Dysregulated gene expression in oocysts of Plasmodium berghei LAP mutants

Abstract

Malaria parasite oocysts generate sporozoites by a process termed sporogony. Essential for successful sporogony of Plasmodium berghei in Anopheles stephensi mosquitoes is a complex of six LCCL lectin domain adhesive-like proteins (LAPs). LAP null mutant oocysts undergo growth and mitosis but fail to form sporozoites. At a cytological level, LAP null mutant oocyst development is indistinguishable from its wildtype counterparts for the first week, supporting the hypothesis that LAP null mutant oocysts develop normally before cytokinesis. We show here that LAP1 null mutant oocysts display highly reduced expression of sporozoite proteins and their transcription factors. Our findings indicate that events leading up to the cytokinesis defect in LAP null mutants occur early in oocyst development.

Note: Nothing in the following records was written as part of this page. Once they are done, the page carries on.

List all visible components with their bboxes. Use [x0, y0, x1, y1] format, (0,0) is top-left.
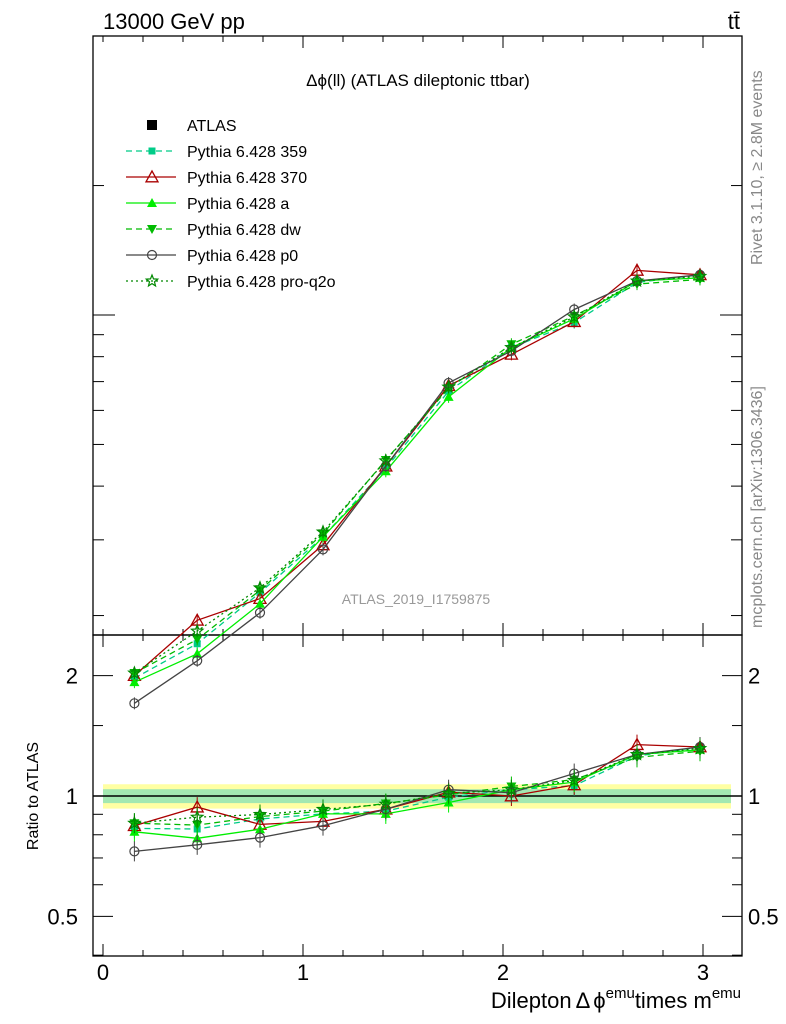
data-point [441, 379, 456, 394]
legend-label: Pythia 6.428 a [187, 196, 289, 213]
data-point [252, 580, 268, 595]
series-line [134, 278, 701, 674]
legend-marker [144, 273, 160, 288]
x-tick-label: 2 [497, 960, 509, 985]
ratio-y-tick-label-right: 2 [748, 664, 760, 689]
data-point [629, 273, 645, 288]
legend-label: Pythia 6.428 370 [187, 170, 307, 187]
ratio-point [254, 832, 266, 843]
x-tick-label: 1 [297, 960, 309, 985]
data-point [315, 524, 331, 539]
series-line [134, 275, 701, 674]
legend-marker [147, 225, 157, 234]
main-series-group [127, 263, 708, 710]
series-line [134, 274, 701, 679]
series-line [134, 274, 701, 704]
legend-label: ATLAS [187, 118, 237, 135]
ratio-y-tick-label: 1 [66, 784, 78, 809]
ratio-line [134, 746, 701, 853]
main-series-2 [127, 263, 708, 682]
ratio-line [134, 747, 701, 824]
legend-marker [147, 120, 157, 130]
main-series-4 [129, 273, 705, 680]
ratio-axes: 0 1 2 3 0.5 0.5 1 1 2 2 [47, 635, 779, 985]
ratio-y-tick-label: 0.5 [47, 904, 78, 929]
legend-marker [144, 169, 160, 183]
legend-item: Pythia 6.428 pro-q2o [126, 273, 336, 291]
data-point [192, 648, 203, 658]
process-label: tt̄ [728, 9, 740, 34]
energy-label: 13000 GeV pp [103, 9, 245, 34]
ratio-point [692, 740, 708, 755]
ratio-y-tick-label: 2 [66, 664, 78, 689]
main-series-6 [127, 268, 708, 680]
ratio-point [629, 746, 645, 761]
legend-item: Pythia 6.428 370 [126, 169, 307, 187]
ratio-point [315, 801, 331, 816]
data-point [129, 677, 140, 687]
legend-label: Pythia 6.428 pro-q2o [187, 274, 336, 291]
data-point [255, 598, 265, 608]
ratio-point [127, 815, 142, 830]
data-point [378, 453, 394, 468]
data-point [504, 339, 519, 354]
ratio-point [504, 782, 519, 796]
series-line [134, 277, 701, 683]
ratio-point [189, 809, 205, 824]
legend: ATLAS Pythia 6.428 359 Pythia 6.428 370 Pyt… [126, 118, 336, 291]
x-tick-label: 3 [697, 960, 709, 985]
legend-marker [148, 147, 156, 155]
legend-item: Pythia 6.428 dw [126, 222, 301, 239]
ratio-line [134, 746, 701, 830]
legend-item: Pythia 6.428 p0 [126, 248, 298, 265]
main-series-5 [129, 268, 706, 710]
ratio-point [441, 785, 456, 800]
series-line [133, 269, 701, 677]
ratio-line [134, 743, 701, 827]
rivet-version-label: Rivet 3.1.10, ≥ 2.8M events [749, 70, 766, 265]
data-point [189, 623, 205, 638]
ratio-y-tick-label-right: 0.5 [748, 904, 779, 929]
data-point [317, 544, 329, 555]
legend-label: Pythia 6.428 359 [187, 144, 307, 161]
data-point [129, 698, 140, 709]
data-point [692, 268, 708, 283]
data-point [504, 347, 519, 360]
ratio-point [317, 820, 329, 831]
ratio-series-5 [127, 738, 708, 834]
ratio-point [192, 839, 203, 850]
data-point [566, 309, 582, 324]
legend-item: ATLAS [147, 118, 237, 135]
mcplots-label: mcplots.cern.ch [arXiv:1306.3436] [749, 386, 766, 628]
ratio-point [252, 806, 268, 821]
x-tick-label: 0 [97, 960, 109, 985]
legend-item: Pythia 6.428 a [126, 196, 289, 213]
ratio-y-tick-label-right: 1 [748, 784, 760, 809]
legend-item: Pythia 6.428 359 [126, 144, 307, 161]
legend-marker [146, 249, 158, 261]
legend-label: Pythia 6.428 dw [187, 222, 301, 239]
ratio-reference-band [93, 784, 742, 809]
data-point [127, 665, 142, 680]
main-axes [93, 36, 742, 635]
data-point [254, 607, 266, 618]
legend-label: Pythia 6.428 p0 [187, 248, 298, 265]
ratio-y-axis-label: Ratio to ATLAS [25, 742, 42, 850]
data-point [192, 635, 203, 645]
main-series-1 [130, 268, 704, 685]
plot-title: Δϕ(ll) (ATLAS dileptonic ttbar) [306, 71, 530, 90]
ratio-point [378, 796, 394, 811]
legend-marker [147, 198, 157, 207]
ratio-series-group [127, 734, 708, 862]
analysis-watermark: ATLAS_2019_I1759875 [342, 591, 491, 607]
data-point [443, 391, 454, 401]
ratio-point [129, 846, 140, 857]
ratio-point [566, 772, 582, 787]
data-point [192, 655, 203, 666]
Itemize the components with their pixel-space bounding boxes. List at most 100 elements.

Keywords: LCCL; Malaria transmission; Oocyst; Plasmodium berghei; Sporogony.

Graphical abstract

Fig. 1

CSP expression in oocyst populations of LAP mutants assessed by western blot. Ten oocyst-infected midguts at 11 days post-infection were dissected and pooled. Samples were heated in reducing SDS-PAGE sample buffer at 70 °C for 10 min and proteins fractionated by electrophoresis through NuPage 4–12% Bis-Tris precast gels (Invitrogen) followed by transfer to PVDF membrane (Invitrogen). The gel was loaded with the equivalent of 2 (lanes 1, 3 and 5) or 4 (lanes 2, 4 and 6) oocyst-infected guts. The blot was developed using monoclonal antibody against CSP (3D11) as primary antibody, and goat anti mouse IgG conjugated to horseradish peroxidase (Invitrogen 81-6520) as secondary antibody, followed by chemiluminescence signal detection (ECL western blotting substrate, Pierce). Laboratory animal work was carried out in accordance with the United Kingdom Animals (Scientific Procedures) Act 1986 implementing European Directive 2010/63 for the protection of animals used for experimental purposes and was approved by the London School of Hygiene & Tropical Medicine ethical review committee and United Kingdom Home Office. Experiments were conducted in 6–8 weeks old female CD1 mice, specific pathogen free and maintained in filter cages. Animal welfare was assessed daily and animals were humanely killed upon reaching experimental or clinical endpoints. Mice were infected with parasites by intraperitoneal injection. Intra-erythrocytic parasitemia was monitored regularly by collecting of a small volume of blood from a superficial tail vein. Drugs were administered by intraperitoneal injection or where possible were supplied in drinking water. Parasitized blood was harvested by cardiac bleed under general anaesthesia without recovery.

Fig. 2

Sporozoite gene expression in LAP mutants assessed by RT-qPCR. Bar chart showing fold changes in messenger RNA levels of csp, imc1a, trap, spect, a2-sp and ap2-sp2 genes relative to cytoplasmic hsp90 and hsp70 in oocyst populations of parasite lines LAP4/GFP, LAP1/GFP (wildtype reference) and LAP1-KO at 7 and 9 days post-infection of Anopheles stephensi mosquitoes. Lowest values were set to 1. Error bars denote standard deviations from three replicates. See Table 1 for gene IDs and primer properties.